N-ReLU: Zero-Mean Stochastic Extension of ReLU
This addresses optimization robustness in deep neural networks for practitioners, but it is incremental as it builds on existing activation functions.
The paper tackled the problem of dead neurons in ReLU activation functions by introducing N-ReLU, a zero-mean stochastic extension that replaces negative activations with Gaussian noise, achieving comparable or slightly better accuracy than standard activations on MNIST with no dead neurons observed.
Activation functions are fundamental for enabling nonlinear representations in deep neural networks. However, the standard rectified linear unit (ReLU) often suffers from inactive or "dead" neurons caused by its hard zero cutoff. To address this issue, we introduce N-ReLU (Noise-ReLU), a zero-mean stochastic extension of ReLU that replaces negative activations with Gaussian noise while preserving the same expected output. This expectation-aligned formulation maintains gradient flow in inactive regions and acts as an annealing-style regularizer during training.
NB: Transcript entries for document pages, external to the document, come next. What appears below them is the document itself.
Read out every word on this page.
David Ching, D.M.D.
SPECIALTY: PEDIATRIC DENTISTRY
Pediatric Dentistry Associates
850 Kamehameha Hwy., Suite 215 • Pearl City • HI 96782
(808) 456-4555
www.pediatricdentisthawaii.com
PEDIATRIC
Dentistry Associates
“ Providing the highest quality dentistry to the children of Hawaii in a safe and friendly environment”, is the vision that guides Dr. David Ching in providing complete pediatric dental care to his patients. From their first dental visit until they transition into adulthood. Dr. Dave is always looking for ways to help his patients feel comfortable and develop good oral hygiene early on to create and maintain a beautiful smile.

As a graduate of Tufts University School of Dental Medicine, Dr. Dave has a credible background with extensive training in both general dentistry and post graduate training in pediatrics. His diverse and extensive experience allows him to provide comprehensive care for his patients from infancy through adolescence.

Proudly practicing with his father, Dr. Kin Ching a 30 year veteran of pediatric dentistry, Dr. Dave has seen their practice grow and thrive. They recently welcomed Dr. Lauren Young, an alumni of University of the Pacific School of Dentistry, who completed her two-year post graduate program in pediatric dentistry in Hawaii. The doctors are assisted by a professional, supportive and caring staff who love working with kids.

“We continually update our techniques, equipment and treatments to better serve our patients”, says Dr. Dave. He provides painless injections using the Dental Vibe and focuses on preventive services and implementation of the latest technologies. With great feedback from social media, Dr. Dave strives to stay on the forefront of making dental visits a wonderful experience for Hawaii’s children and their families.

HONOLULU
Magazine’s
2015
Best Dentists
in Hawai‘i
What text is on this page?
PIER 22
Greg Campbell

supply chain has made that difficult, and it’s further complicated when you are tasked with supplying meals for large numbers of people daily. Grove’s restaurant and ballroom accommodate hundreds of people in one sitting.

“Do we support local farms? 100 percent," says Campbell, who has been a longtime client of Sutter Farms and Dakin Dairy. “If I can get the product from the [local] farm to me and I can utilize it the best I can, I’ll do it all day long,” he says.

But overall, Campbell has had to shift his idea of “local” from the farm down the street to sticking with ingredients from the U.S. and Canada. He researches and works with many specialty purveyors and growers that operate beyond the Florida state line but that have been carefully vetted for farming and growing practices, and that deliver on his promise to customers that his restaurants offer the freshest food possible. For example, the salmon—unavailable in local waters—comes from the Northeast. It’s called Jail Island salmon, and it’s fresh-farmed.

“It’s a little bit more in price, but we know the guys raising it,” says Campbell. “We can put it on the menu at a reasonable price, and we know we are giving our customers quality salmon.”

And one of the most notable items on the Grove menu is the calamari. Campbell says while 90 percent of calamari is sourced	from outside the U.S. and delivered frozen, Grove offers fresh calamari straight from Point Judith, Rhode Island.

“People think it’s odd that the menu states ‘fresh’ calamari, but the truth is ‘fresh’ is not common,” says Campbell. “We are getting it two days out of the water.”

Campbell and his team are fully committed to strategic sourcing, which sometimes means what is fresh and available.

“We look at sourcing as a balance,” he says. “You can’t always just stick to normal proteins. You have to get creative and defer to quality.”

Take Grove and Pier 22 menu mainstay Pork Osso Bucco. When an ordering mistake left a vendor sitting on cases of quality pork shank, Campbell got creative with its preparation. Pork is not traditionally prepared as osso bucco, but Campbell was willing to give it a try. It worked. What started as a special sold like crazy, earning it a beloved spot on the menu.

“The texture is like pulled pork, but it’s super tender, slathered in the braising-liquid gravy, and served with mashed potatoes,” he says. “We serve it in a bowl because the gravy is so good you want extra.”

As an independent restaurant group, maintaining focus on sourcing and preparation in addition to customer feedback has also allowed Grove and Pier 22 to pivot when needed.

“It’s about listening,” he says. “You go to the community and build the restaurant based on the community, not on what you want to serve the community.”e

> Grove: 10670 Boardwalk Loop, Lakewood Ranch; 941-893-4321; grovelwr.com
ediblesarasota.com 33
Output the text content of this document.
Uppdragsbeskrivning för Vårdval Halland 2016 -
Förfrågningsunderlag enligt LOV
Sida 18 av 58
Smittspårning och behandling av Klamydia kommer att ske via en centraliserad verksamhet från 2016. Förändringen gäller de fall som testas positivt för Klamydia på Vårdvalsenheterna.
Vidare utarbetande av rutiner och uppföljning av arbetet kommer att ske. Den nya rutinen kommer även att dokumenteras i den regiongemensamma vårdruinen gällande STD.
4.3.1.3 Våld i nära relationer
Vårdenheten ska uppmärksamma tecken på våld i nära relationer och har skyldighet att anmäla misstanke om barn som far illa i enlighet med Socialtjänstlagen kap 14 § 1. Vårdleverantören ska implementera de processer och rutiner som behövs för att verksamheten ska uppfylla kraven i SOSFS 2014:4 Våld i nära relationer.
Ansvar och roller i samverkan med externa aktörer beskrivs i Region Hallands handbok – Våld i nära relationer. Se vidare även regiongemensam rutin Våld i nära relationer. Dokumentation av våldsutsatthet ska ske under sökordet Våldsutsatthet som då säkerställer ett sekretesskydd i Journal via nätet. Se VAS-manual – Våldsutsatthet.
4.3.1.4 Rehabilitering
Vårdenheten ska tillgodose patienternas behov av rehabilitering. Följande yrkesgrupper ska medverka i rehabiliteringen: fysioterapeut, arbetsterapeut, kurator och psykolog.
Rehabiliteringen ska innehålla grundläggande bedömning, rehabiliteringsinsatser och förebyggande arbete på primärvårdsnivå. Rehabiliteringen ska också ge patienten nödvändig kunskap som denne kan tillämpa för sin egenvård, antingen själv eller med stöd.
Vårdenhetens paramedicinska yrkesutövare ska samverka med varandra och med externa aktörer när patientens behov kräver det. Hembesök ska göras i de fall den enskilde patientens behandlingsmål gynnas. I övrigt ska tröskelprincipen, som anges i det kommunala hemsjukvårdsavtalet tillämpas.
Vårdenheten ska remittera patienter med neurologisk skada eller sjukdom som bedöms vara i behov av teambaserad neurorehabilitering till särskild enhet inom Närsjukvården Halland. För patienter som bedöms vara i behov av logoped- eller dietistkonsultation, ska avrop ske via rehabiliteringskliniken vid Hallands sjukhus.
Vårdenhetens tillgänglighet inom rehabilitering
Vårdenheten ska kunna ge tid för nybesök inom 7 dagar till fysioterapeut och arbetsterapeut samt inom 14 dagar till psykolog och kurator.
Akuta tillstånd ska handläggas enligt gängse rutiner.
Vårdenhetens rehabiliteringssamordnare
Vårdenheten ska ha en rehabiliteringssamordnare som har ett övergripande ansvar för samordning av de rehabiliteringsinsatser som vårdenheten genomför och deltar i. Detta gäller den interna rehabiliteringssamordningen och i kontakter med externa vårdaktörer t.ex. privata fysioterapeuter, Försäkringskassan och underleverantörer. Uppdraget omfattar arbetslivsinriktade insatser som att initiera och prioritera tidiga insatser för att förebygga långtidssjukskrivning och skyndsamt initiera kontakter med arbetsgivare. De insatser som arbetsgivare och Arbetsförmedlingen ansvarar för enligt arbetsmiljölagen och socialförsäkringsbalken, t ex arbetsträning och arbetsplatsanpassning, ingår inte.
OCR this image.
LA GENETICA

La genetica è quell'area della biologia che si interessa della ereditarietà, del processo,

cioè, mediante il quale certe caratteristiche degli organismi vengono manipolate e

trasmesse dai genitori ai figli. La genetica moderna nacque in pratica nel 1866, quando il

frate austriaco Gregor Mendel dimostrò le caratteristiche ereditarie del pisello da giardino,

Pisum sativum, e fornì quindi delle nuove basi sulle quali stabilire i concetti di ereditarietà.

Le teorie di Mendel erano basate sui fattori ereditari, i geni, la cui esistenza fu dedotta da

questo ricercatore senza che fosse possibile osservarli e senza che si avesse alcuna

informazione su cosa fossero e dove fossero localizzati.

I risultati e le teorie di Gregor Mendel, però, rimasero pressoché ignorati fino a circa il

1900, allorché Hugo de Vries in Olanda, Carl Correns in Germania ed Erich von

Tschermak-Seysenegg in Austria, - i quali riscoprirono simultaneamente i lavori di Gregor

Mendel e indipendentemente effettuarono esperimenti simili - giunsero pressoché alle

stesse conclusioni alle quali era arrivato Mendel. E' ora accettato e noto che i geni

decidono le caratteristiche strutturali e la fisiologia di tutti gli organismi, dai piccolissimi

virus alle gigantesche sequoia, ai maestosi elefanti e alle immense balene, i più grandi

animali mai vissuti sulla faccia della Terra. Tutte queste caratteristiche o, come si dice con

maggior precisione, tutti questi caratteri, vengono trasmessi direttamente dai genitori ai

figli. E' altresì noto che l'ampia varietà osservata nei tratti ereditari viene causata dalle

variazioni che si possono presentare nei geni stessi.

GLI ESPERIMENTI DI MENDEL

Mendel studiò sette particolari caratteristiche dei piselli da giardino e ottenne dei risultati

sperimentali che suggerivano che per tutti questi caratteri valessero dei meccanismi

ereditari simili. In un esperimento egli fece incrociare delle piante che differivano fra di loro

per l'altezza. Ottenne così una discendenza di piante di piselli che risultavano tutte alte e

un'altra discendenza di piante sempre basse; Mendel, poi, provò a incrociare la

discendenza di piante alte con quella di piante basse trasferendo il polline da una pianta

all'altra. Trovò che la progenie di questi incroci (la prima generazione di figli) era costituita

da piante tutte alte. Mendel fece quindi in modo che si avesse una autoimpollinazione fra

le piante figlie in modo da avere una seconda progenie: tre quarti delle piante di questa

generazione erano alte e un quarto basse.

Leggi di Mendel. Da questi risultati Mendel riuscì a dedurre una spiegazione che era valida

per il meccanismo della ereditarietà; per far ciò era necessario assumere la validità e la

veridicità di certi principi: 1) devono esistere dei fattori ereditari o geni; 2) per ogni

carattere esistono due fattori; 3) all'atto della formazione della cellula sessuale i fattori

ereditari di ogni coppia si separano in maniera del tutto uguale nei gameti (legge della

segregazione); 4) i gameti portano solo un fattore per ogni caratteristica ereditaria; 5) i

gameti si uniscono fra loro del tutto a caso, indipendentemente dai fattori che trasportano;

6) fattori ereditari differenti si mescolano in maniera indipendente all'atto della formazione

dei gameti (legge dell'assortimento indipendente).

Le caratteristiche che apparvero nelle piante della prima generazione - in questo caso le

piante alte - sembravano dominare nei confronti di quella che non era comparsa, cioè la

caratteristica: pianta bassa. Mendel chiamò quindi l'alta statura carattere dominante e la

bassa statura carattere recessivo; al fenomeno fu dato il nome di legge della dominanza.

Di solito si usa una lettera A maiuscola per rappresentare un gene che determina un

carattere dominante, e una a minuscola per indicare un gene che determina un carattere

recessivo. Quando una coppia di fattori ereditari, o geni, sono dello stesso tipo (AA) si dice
Experiments on the MNIST dataset using both multilayer perceptron (MLP) and convolutional neural network (CNN) architectures show that N-ReLU achieves accuracy comparable to or slightly exceeding that of ReLU, LeakyReLU, PReLU, GELU, and RReLU at moderate noise levels (sigma = 0.05-0.10), with stable convergence and no dead neurons observed. These results demonstrate that lightweight Gaussian noise injection offers a simple yet effective mechanism to enhance optimization robustness without modifying network structures or introducing additional parameters.